Contemporary American Theater Festival 2017: 3

The Niceties, by Eleanor Burgess, is this year’s festival production most likely to spark discussion in the car on the way home. Zoe (the centered Margaret Ivey), an African-American junior at an elite university somewhere in Connecticut, is in conference with her Polish-American history professor Janine (the buoyant Robin Walsh, who brings a little Christopher Durang to the part), reviewing a draft term paper. What begins as guidance about Zoe’s research methods (Janine urges fewer online links, more primary sources) spirals into an extended argument between the two women, who are separated by generation, race, and perhaps other qualities. Granted, Janine is sometimes culpable of some measure of whitesplaining. Zoe’s need to call out Janine for certain insensitive remarks (a gleeful anecdote about wordplay and British imperialism on the subcontinent, for instance) spirals into a full-on shouting match. The piece compensates for its lack of theatricality by being smart and balanced. We eventually learn that Zoe has enjoyed many advantages unavailable to those she considers her peers, while Janine has suffered some long-simmering prejudice.

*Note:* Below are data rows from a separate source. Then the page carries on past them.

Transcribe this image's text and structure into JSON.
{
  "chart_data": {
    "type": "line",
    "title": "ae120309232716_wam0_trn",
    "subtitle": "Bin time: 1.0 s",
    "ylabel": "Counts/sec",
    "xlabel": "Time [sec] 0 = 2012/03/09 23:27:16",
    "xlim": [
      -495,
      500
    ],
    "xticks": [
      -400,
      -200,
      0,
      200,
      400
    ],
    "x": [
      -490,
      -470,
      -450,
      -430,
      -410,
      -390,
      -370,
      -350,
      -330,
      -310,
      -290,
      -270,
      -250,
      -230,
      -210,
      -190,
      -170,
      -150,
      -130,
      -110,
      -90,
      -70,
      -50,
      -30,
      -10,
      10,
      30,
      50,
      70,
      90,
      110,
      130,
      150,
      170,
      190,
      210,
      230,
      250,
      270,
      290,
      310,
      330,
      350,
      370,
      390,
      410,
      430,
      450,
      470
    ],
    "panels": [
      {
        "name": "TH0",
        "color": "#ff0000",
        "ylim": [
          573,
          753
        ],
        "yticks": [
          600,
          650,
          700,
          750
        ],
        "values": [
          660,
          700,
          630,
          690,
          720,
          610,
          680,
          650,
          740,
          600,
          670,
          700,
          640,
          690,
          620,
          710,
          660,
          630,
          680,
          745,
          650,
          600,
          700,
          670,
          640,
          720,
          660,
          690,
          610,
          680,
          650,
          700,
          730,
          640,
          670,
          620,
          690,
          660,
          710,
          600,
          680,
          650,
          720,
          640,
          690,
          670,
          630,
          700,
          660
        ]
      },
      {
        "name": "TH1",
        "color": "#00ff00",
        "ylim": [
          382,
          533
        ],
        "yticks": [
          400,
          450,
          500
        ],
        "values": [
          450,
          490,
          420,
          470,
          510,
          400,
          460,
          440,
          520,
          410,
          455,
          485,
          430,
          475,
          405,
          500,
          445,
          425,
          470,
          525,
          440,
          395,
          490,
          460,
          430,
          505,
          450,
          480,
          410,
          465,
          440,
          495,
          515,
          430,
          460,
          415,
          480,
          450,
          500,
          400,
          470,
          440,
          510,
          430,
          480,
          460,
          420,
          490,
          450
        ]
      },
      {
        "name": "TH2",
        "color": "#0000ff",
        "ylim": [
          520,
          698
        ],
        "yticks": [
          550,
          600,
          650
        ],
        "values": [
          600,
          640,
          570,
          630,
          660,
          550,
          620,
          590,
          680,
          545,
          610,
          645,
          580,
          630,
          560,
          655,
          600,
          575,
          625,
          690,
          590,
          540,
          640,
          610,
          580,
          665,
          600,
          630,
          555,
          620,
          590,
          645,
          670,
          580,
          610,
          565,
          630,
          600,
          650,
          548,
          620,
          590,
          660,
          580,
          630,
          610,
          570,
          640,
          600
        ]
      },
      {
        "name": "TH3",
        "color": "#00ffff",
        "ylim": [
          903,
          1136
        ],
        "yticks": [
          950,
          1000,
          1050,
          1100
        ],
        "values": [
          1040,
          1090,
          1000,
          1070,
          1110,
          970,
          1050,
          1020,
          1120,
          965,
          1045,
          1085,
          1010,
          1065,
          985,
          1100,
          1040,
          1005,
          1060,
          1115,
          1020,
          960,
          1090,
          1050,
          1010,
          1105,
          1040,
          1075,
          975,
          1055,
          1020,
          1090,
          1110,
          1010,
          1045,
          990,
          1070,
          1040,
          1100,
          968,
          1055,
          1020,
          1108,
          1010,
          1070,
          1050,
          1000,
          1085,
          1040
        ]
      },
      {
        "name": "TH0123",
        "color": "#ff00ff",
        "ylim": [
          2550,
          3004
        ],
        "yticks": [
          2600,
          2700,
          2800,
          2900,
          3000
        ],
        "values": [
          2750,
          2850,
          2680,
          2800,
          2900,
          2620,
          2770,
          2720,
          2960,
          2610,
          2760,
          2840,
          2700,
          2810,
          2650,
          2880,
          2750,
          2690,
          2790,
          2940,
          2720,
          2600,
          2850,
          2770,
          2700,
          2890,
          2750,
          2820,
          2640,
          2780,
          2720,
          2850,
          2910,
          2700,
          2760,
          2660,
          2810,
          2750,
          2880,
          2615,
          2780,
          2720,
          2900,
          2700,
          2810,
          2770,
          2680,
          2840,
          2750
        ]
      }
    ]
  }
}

There is a power reversal reminiscent of David Mamet’s Oleanna, and a somewhat unclear denouement. Will Zoe work incrementally within the system, as Janine advises, to shape curricula and faculty that better reflect the experience of marginalized people? Will she rage against the machine from without, refusing compromise? Or will she escape the fight altogether, becoming a 21st century Josephine Baker?

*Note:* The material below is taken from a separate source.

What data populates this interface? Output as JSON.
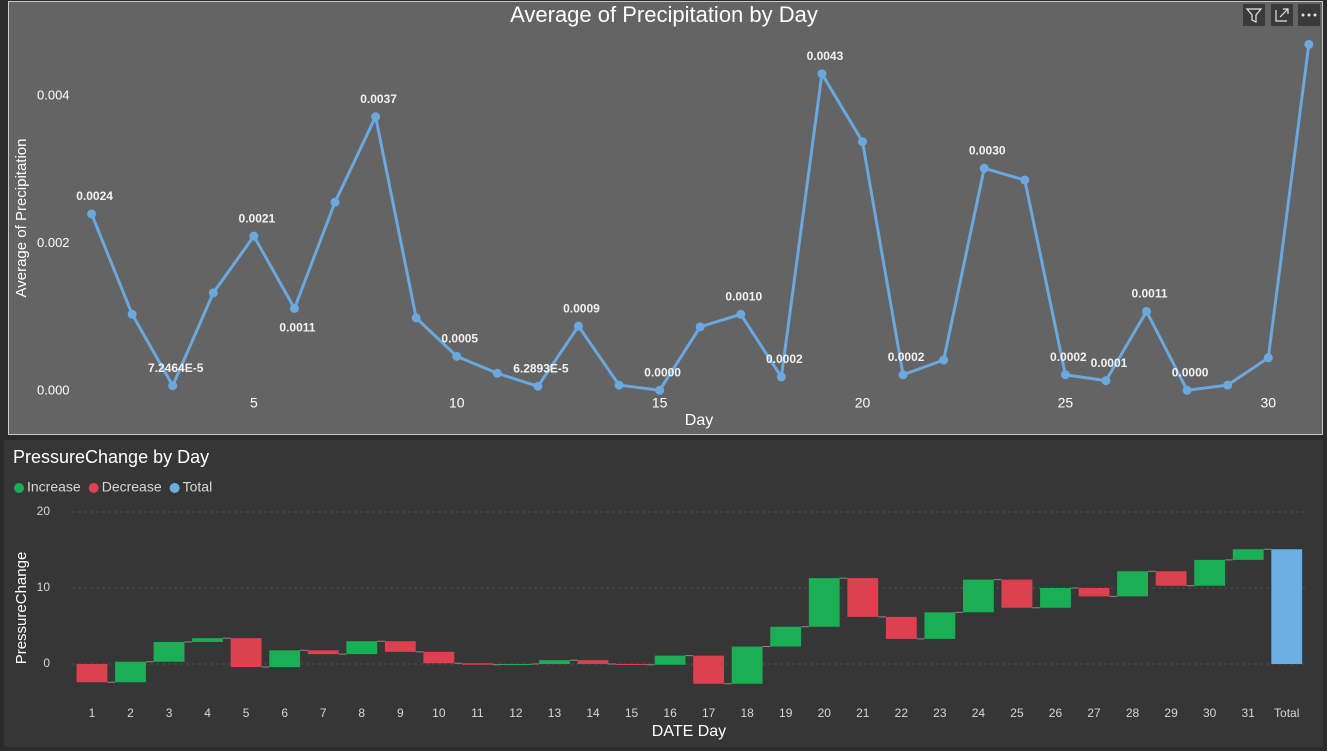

Easily overlooked in the play’s back and forth about class and race is the conflict over what constitutes historical scholarship in this century. What weight are we to give crowdsourced emotional responses, for instance, against a documentary record dominated by a particular socioeconomic group? How do we match the unwritten experiences of 18th-century enslaved people with the Federalist of Hamilton, Jay, and Madison? The rage of a Trump rally with a peer-reviewed research paper?

The provocative exchange between these two intelligent women, alas, outstays its welcome. The text needs some trimming.